Although veniremember 25 previously accompanied
her nephew on visits to see appellee, she never stated or implied that her
nephew's past physician-patient relationship with appellee would in any way
affect her ability to fairly judge appellee.
Furthermore, veniremember 25 twice stipulated that she could be fair and
that she would not favor appellee over appellant. The record contains no additional evidence
that veniremember 25 might have been biased.
Thus, contrary to appellant's claim, veniremember 25's nephew's past
physician-patient relationship with appellee by itself does not establish her
bias or prejudice as a matter of law. See Compton, 362 S.W.2d at 182. Furthermore, the trial court did not abuse
its discretion when it denied appellant's challenge to dismiss veniremember
25. See Tex. Gov't Code Ann. ' 62.105(4) (Vernon 2005); Malone, 977 S.W.2d
at 564.
We overrule appellant's third and fourth issues.
V.
Conclusion
We affirm the trial court's judgment.
NELDA V. RODRIGUEZ
Justice
Memorandum
Opinion delivered and
filed
this 25th day of August, 2005.
Bias is a tendency to favor one
side over the other. Compton v.
Henrie, 364 S.W.2d 179, 182 (Tex. 1963).
Prejudice is defined as prejudgment and includes bias. Id.

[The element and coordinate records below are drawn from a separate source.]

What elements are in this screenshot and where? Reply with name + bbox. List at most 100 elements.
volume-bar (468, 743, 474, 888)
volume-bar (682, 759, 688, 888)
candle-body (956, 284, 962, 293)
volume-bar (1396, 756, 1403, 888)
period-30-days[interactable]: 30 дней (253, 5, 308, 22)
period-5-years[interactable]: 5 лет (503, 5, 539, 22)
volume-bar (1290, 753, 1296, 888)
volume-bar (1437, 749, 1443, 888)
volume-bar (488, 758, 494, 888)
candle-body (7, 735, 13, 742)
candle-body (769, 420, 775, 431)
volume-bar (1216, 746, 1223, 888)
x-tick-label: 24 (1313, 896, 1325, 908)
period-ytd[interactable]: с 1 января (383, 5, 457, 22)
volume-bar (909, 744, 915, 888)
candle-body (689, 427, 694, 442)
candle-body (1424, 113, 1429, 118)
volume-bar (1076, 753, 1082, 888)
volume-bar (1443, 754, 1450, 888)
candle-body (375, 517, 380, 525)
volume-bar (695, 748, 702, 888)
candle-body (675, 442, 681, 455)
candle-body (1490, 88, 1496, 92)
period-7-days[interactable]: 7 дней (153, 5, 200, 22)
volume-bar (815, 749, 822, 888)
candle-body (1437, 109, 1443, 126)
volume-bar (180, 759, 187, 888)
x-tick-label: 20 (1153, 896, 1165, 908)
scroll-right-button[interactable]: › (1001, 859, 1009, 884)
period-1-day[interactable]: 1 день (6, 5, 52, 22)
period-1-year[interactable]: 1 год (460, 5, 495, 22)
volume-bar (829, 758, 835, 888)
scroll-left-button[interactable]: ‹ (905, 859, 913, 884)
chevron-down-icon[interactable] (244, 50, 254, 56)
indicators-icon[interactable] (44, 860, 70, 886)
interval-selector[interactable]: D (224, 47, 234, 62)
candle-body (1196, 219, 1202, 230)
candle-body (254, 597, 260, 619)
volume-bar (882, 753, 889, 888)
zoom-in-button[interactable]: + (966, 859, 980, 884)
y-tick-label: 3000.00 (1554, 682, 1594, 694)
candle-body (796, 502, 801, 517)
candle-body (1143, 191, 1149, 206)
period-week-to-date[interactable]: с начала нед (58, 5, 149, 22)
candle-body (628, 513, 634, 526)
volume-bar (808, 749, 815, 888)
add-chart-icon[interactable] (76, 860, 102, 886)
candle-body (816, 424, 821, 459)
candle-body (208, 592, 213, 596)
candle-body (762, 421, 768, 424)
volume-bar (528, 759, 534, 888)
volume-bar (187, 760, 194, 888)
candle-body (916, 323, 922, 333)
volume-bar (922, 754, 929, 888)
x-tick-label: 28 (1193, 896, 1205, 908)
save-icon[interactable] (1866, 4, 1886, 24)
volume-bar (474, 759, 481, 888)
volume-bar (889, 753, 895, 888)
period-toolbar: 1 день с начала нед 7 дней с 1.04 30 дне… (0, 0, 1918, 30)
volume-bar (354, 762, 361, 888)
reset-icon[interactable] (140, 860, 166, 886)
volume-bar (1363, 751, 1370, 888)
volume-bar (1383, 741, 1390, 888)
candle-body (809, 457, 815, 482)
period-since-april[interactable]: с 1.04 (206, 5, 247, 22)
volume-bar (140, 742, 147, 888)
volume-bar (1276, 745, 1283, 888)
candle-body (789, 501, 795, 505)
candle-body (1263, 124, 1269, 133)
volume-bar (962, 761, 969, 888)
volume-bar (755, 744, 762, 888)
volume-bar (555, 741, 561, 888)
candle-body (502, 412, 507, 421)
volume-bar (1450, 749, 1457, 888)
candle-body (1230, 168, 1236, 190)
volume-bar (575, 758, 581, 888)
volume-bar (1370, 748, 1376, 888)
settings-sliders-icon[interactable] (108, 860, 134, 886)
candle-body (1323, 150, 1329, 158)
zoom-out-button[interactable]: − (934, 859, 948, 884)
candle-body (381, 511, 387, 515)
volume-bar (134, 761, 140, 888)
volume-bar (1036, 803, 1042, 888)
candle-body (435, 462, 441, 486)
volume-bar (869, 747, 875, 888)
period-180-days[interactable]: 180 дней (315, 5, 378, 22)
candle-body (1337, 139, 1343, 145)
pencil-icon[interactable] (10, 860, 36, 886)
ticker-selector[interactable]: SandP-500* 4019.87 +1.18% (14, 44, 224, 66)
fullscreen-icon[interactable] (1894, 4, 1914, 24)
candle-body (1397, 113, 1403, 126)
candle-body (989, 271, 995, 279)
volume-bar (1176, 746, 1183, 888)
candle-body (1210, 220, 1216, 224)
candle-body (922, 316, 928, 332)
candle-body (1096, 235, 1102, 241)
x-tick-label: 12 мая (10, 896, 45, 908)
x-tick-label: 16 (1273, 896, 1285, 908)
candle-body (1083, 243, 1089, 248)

Appellant relies on Shepherd v.
Ledford, 962 S.W.2d 28, 34 (Tex. 1998) for his argument that challenged
veniremembers, 2, 8, and 27 were prejudiced as a matter of law. In Shepherd, the Texas Supreme Court
held that the trial court correctly disqualified three jurors as a matter of
law because they openly expressed bias as a result of medical treatment
experienced by family members and thus, were prejudiced as a matter of law. Id.
In this case, however, unlike the disqualified jurors in Shepherd,
we have determined that no actual bias was established as to veniremembers 2,
8, and 27. We cannot conclude that they
openly expressed a bias and were therefore prejudiced as a matter of law.